A clerihew is a whimsical, four-line biographical poem invented by Edmund Clerihew Bentley, at age 16.
A clerihew has the following properties:
- It is biographical and usually whimsical, showing the subject from an unusual point of view; it pokes fun at mostly famous people
- It has 4 lines of irregular length and metre (for comic effect)
- The rhyme structure is aabb; the subject matter and wording are often humorously contrived in order to achieve a rhyme, including the use of phrases in Latin, French and other non-English Languages
- The first line contains, and may consist solely of, the subject’s name.
Clerihews are not satirical or abusive, but they target famous individuals and reposition them in an absurd, anachronistic or commonplace setting, often giving them an over-simplified and slightly garbled description (similar to the schoolboy style of 1066 and All That)
The unbalanced and unpolished poetic meter and line length parody the limerick, and the clerihew in form also parodies the eulogy.
Pasted from <http://en.wikipedia.org/wiki/Clerihew>
Note: I have found that many what have been presented as Clerihew have not been
rigorous about the first line name-rhyming.
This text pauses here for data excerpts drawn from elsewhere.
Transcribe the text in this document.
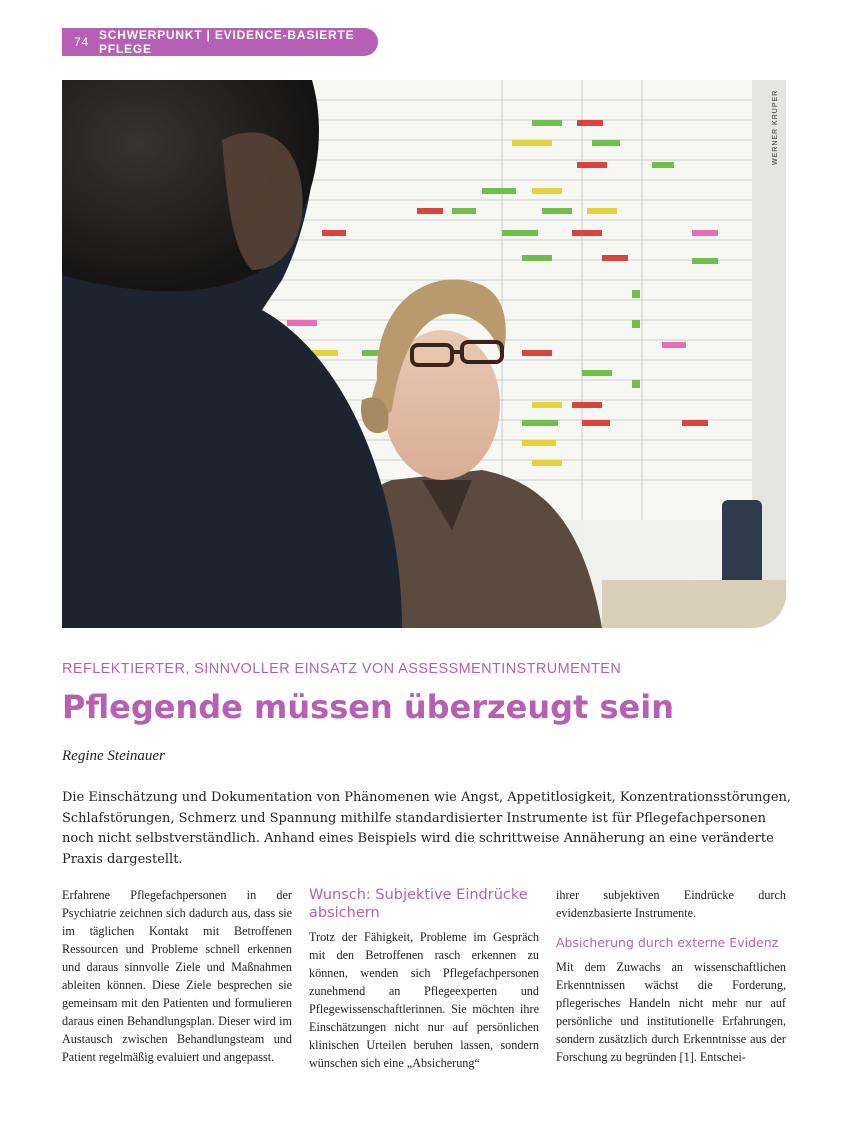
74 SCHWERPUNKT | EVIDENCE-BASIERTE PFLEGE
WERNER KRÜPER
REFLEKTIERTER, SINNVOLLER EINSATZ VON ASSESSMENTINSTRUMENTEN
Pflegende müssen überzeugt sein
Regine Steinauer
Die Einschätzung und Dokumentation von Phänomenen wie Angst, Appetitlosigkeit, Konzentrationsstörungen, Schlafstörungen, Schmerz und Spannung mithilfe standardisierter Instrumente ist für Pflegefachpersonen noch nicht selbstverständlich. Anhand eines Beispiels wird die schrittweise Annäherung an eine veränderte Praxis dargestellt.

Erfahrene Pflegefachpersonen in der Psychiatrie zeichnen sich dadurch aus, dass sie im täglichen Kontakt mit Betroffenen Ressourcen und Probleme schnell erkennen und daraus sinnvolle Ziele und Maßnahmen ableiten können. Diese Ziele besprechen sie gemeinsam mit den Patienten und formulieren daraus einen Behandlungsplan. Dieser wird im Austausch zwischen Behandlungsteam und Patient regelmäßig evaluiert und angepasst.

Wunsch: Subjektive Eindrücke absichern

Trotz der Fähigkeit, Probleme im Gespräch mit den Betroffenen rasch erkennen zu können, wenden sich Pflegefachpersonen zunehmend an Pflegeexperten und Pflegewissenschaftlerinnen. Sie möchten ihre Einschätzungen nicht nur auf persönlichen klinischen Urteilen beruhen lassen, sondern wünschen sich eine „Absicherung“

ihrer subjektiven Eindrücke durch evidenzbasierte Instrumente.

Absicherung durch externe Evidenz

Mit dem Zuwachs an wissenschaftlichen Erkenntnissen wächst die Forderung, pflegerisches Handeln nicht mehr nur auf persönliche und institutionelle Erfahrungen, sondern zusätzlich durch Erkenntnisse aus der Forschung zu begründen [1]. Entschei-
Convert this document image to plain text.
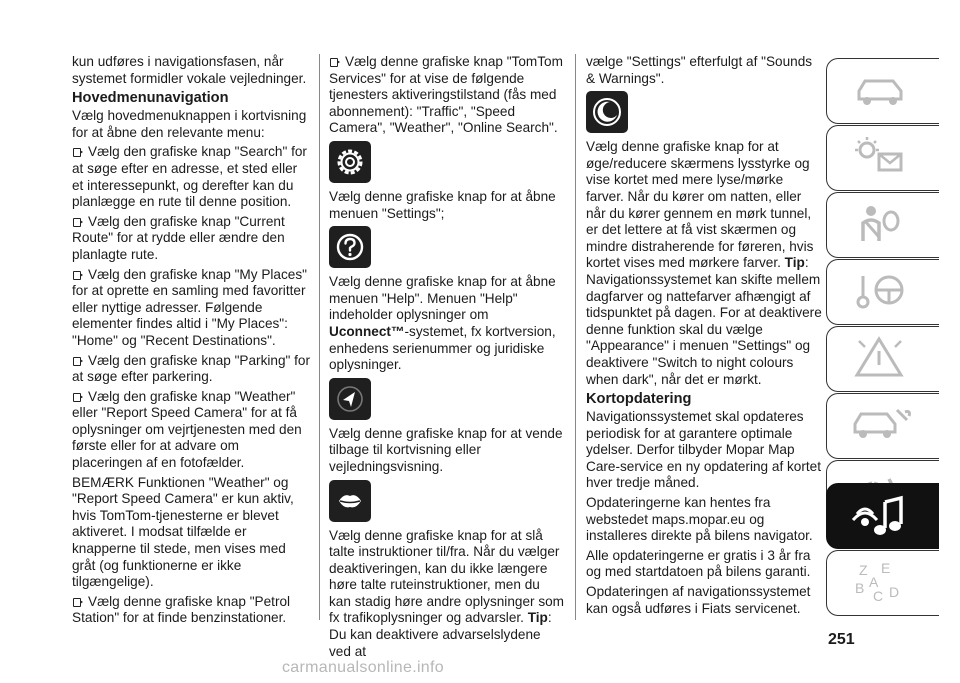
kun udføres i navigationsfasen, når systemet formidler vokale vejledninger.

Hovedmenunavigation

Vælg hovedmenuknappen i kortvisning for at åbne den relevante menu:

Vælg den grafiske knap "Search" for at søge efter en adresse, et sted eller et interessepunkt, og derefter kan du planlægge en rute til denne position.

Vælg den grafiske knap "Current Route" for at rydde eller ændre den planlagte rute.

Vælg den grafiske knap "My Places" for at oprette en samling med favoritter eller nyttige adresser. Følgende elementer findes altid i "My Places": "Home" og "Recent Destinations".

Vælg den grafiske knap "Parking" for at søge efter parkering.

Vælg den grafiske knap "Weather" eller "Report Speed Camera" for at få oplysninger om vejrtjenesten med den første eller for at advare om placeringen af en fotofælder.

BEMÆRK Funktionen "Weather" og "Report Speed Camera" er kun aktiv, hvis TomTom-tjenesterne er blevet aktiveret. I modsat tilfælde er knapperne til stede, men vises med gråt (og funktionerne er ikke tilgængelige).

Vælg denne grafiske knap "Petrol Station" for at finde benzinstationer.

Vælg denne grafiske knap "TomTom Services" for at vise de følgende tjenesters aktiveringstilstand (fås med abonnement): "Traffic", "Speed Camera", "Weather", "Online Search".

Vælg denne grafiske knap for at åbne menuen "Settings";

Vælg denne grafiske knap for at åbne menuen "Help". Menuen "Help" indeholder oplysninger om Uconnect™-systemet, fx kortversion, enhedens serienummer og juridiske oplysninger.

Vælg denne grafiske knap for at vende tilbage til kortvisning eller vejledningsvisning.

Vælg denne grafiske knap for at slå talte instruktioner til/fra. Når du vælger deaktiveringen, kan du ikke længere høre talte ruteinstruktioner, men du kan stadig høre andre oplysninger som fx trafikoplysninger og advarsler. Tip: Du kan deaktivere advarselslydene ved at

vælge "Settings" efterfulgt af "Sounds & Warnings".

Vælg denne grafiske knap for at øge/reducere skærmens lysstyrke og vise kortet med mere lyse/mørke farver. Når du kører om natten, eller når du kører gennem en mørk tunnel, er det lettere at få vist skærmen og mindre distraherende for føreren, hvis kortet vises med mørkere farver. Tip: Navigationssystemet kan skifte mellem dagfarver og nattefarver afhængigt af tidspunktet på dagen. For at deaktivere denne funktion skal du vælge "Appearance" i menuen "Settings" og deaktivere "Switch to night colours when dark", når det er mørkt.

Kortopdatering

Navigationssystemet skal opdateres periodisk for at garantere optimale ydelser. Derfor tilbyder Mopar Map Care-service en ny opdatering af kortet hver tredje måned.

Opdateringerne kan hentes fra webstedet maps.mopar.eu og installeres direkte på bilens navigator.

Alle opdateringerne er gratis i 3 år fra og med startdatoen på bilens garanti.

Opdateringen af navigationssystemet kan også udføres i Fiats servicenet.

Z E
B C D
A
251
carmanualsonline.info
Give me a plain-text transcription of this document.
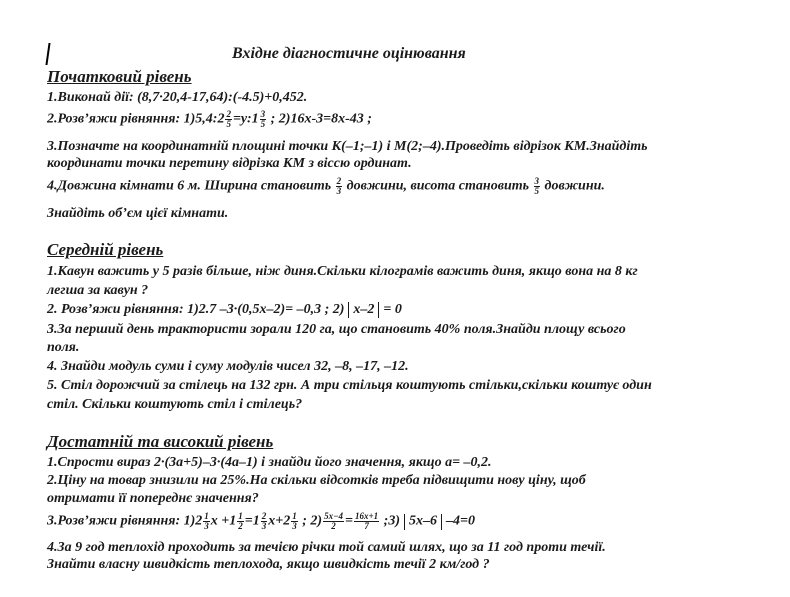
Вхідне діагностичне оцінювання
Початковий рівень
1.Виконай дії: (8,7∙20,4-17,64):(-4.5)+0,452.
2.Розв’яжи рівняння: 1)5,4:2 $\frac{2}{5}$ =у:1 $\frac{3}{5}$ ; 2)16х-3=8х-43 ;
3.Позначте на координатній площині точки К(–1;–1) і М(2;–4).Проведіть відрізок КМ.Знайдіть
координати точки перетину відрізка КМ з віссю ординат.
4.Довжина кімнати 6 м. Ширина становить $\frac{2}{3}$ довжини, висота становить $\frac{3}{5}$ довжини.
Знайдіть об’єм цієї кімнати.
Середній рівень
1.Кавун важить у 5 разів більше, ніж диня.Скільки кілограмів важить диня, якщо вона на 8 кг
легша за кавун ?
2. Розв’яжи рівняння: 1)2.7 –3∙(0,5х–2)= –0,3 ; 2) х–2 = 0
3.За перший день трактористи зорали 120 га, що становить 40% поля.Знайди площу всього
поля.
4. Знайди модуль суми і суму модулів чисел 32, –8, –17, –12.
5. Стіл дорожчий за стілець на 132 грн. А три стільця коштують стільки,скільки коштує один
стіл. Скільки коштують стіл і стілець?
Достатній та високий рівень
1.Спрости вираз 2∙(3а+5)–3∙(4а–1) і знайди його значення, якщо а= –0,2.
2.Ціну на товар знизили на 25%.На скільки відсотків треба підвищити нову ціну, щоб
отримати її попереднє значення?
3.Розв’яжи рівняння: $1)2 \frac{1}{3}$ $х +1 \frac{1}{2} =1 \frac{2}{3} х+2 \frac{1}{3}$ ; $2) \frac{5х-4}{2} = \frac{16х+1}{7}$ ;3) 5х–6 –4=0
4.За 9 год теплохід проходить за течією річки той самий шлях, що за 11 год проти течії.
Знайти власну швидкість теплохода, якщо швидкість течії 2 км/год ?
Indeed I have not. I have also tended
to use a fixed meter. They can be fun, but we must remind ourselves they are not
formally Clerihew and should be labeled accordingly when attempting a rigorous interpretation.
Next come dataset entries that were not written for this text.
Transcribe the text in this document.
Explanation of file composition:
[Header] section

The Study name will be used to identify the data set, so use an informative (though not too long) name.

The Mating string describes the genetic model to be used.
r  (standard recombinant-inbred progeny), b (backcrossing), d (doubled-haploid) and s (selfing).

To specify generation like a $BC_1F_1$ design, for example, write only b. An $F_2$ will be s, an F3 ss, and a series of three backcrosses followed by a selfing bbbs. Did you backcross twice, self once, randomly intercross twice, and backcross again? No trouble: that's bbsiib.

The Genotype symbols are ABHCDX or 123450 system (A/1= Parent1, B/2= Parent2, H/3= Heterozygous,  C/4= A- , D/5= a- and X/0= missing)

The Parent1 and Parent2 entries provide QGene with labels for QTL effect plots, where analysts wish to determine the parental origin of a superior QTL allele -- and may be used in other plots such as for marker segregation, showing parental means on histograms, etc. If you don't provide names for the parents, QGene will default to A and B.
Bruce Willis continues alive,
Now showing Die Hard number five.
I’m a Bruce Willis junky, sure.
He is my Schwarzenegger cure.
If Schwarzenegger tries once more
his movie ceiling’s near the floor.
A machine using Arnie’s voice
looks to be a desperate choice.
© Lawrencealot – October 21, 2012
Note: there can be no definitive template for this form for meter and
line length are irregular. This is merely one example.